Damian y Eve quedaron atónitos. Ninguno de ellos había anticipado la audaz declaración de Amelia de arrebatarles la casa familiar de los Wright. ¿Qué autoridad tenía una extraña como ella para reclamar su herencia? ¿Había perdido completamente el contacto con la realidad?
—Amelia, si vas a descontrolarte, hazlo en otro lado. ¡No estoy aquí para tus pequeñas sesiones dramáticas! —espetó Damian, sus rasgos tensos por la irritación.
—Llámalo como quieras —respondió Amelia con calma—. Solo te estoy haciendo saber que la propiedad estará a mi nombre.
Damian dejó escapar una risa sin humor.
—¿Y qué derecho crees que tienes para reclamar ese lugar? No importa tus justificaciones, nunca será tuyo.
—¡Exacto! —intervino Eve, sus ojos brillando con malicia—. ¡Aunque los Wright fueran exterminados, aún así no caería en tus manos! Se lo daríamos a extraños antes de dejárselo a una desgracia como tú.
Amelia soltó una baja y divertida risa, levantando una ceja.
—Ya veremos. Antes de que su linaje se desvanezca por completo, será mejor que observen atentamente y vean quién acaba teniendo las llaves.
—¿Nos estás deseando la muerte? —Eve le lanzó una mirada venenosa.
Amelia sonrió.
—No dije eso.

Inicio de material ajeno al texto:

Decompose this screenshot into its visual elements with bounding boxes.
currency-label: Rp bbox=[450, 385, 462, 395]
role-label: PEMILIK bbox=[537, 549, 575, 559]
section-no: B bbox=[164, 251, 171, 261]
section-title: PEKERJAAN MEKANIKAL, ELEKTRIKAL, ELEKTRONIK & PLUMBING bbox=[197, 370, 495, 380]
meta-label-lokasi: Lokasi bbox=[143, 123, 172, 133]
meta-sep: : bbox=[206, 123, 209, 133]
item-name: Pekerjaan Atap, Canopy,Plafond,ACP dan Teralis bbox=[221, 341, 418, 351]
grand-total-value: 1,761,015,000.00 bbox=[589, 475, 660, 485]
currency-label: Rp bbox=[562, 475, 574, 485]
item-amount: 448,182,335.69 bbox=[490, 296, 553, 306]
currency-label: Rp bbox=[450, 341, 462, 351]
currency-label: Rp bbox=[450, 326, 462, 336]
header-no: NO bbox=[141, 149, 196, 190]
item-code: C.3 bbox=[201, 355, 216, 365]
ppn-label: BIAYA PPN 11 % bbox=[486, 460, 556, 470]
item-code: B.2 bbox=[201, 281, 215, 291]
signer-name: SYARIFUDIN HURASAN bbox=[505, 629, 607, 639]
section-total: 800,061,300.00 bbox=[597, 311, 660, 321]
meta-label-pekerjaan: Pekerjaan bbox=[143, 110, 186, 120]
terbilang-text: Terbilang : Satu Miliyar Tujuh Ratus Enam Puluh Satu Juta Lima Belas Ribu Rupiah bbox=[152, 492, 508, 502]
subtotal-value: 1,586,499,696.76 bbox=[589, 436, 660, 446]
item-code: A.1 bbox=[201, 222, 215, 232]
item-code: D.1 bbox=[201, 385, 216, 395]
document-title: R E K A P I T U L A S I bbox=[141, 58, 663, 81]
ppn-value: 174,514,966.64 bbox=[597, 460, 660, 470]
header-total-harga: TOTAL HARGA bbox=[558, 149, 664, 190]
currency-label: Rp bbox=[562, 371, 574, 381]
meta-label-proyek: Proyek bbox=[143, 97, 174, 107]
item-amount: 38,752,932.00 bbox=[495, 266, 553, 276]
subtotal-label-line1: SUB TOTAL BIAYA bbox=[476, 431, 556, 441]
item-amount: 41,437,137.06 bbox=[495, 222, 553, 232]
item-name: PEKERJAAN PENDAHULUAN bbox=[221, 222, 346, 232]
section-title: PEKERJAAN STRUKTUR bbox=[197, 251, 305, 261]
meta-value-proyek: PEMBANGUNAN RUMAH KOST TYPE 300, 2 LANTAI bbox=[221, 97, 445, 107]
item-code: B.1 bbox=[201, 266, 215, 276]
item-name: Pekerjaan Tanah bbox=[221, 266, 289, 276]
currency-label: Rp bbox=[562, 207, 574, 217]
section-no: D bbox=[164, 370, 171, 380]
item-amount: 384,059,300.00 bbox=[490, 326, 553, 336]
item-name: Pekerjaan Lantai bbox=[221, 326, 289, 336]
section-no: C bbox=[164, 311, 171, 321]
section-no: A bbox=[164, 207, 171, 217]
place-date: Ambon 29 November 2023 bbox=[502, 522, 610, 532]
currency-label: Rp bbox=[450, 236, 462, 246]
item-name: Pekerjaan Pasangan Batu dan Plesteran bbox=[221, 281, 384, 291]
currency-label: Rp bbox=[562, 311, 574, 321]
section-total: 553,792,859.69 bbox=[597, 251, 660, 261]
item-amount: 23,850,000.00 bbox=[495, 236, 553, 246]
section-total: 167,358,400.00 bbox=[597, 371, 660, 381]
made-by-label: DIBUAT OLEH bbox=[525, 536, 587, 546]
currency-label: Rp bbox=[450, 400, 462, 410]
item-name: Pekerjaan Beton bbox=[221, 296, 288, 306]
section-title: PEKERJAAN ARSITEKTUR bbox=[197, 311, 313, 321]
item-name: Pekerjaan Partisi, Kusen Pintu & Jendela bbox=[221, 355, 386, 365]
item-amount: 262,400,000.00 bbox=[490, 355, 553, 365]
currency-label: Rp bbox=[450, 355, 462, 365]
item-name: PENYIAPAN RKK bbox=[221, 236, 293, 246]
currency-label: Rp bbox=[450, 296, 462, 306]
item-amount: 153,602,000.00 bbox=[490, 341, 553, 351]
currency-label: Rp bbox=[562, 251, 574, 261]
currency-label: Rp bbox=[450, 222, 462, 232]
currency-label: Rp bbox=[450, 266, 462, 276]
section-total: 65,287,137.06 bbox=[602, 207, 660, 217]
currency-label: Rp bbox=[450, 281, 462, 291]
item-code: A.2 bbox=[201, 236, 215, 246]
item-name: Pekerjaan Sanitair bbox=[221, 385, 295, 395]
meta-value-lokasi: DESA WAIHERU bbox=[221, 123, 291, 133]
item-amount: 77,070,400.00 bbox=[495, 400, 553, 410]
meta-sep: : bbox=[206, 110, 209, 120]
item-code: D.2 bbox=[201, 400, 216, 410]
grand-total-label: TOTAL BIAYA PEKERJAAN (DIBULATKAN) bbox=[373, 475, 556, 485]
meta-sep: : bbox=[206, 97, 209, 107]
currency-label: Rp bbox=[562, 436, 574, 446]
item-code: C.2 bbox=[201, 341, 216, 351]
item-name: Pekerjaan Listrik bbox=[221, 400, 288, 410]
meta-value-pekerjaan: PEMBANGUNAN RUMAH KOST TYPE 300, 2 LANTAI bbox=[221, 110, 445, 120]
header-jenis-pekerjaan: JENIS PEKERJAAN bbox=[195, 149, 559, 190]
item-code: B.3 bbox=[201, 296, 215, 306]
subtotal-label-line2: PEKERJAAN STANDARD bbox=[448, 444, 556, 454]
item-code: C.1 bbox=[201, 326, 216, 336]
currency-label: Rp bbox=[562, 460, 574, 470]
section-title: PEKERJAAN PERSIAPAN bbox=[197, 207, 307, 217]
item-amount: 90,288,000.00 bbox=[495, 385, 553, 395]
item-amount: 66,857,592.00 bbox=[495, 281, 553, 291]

Tú mencionaste ‘exterminados’, no yo. No retuerzas tus propias palabras para adaptarlas a tu indignación. Hazte responsable de lo que dices.
—¡Tú! —La rabia de Eve la abrumó, dejándola sin palabras.
Amelia se recostó en la silla, su expresión indescifrable, y cerró los ojos con deliberada calma.
—Más te vale esperar que mi abuelo se recupere, o no te dejaré salir tan fácilmente —advirtió Damian, sentándose junto a ella.
Sin reacción. Verla reclinada, ignorándolo por completo, solo hizo que su temperamento se elevara.
—¿Me oíste, Amelia? —ladró.
Ella permaneció inmóvil, como si estuviera profundamente dormida.
—¿Realmente tienes que actuar así? ¿No sabes que evitar el problema te hace realmente molesta? —añadió, con voz tensa.
Su quietud permaneció ininterrumpida, sus pestañas inmóviles, alimentando su creciente rabia.
—¡Amelia! Tú… —Damian extendió la mano para tocar su hombro, pero en un parpadeo, la mano de ella se alzó y atrapó su muñeca.
—¿Cuál es tu intención? —Él frunció el ceño, tirando para liberarse, pero ella se mantuvo firme.
—¡Suéltame! —ordenó.
Amelia no se inmutó, su agarre solo se fortaleció.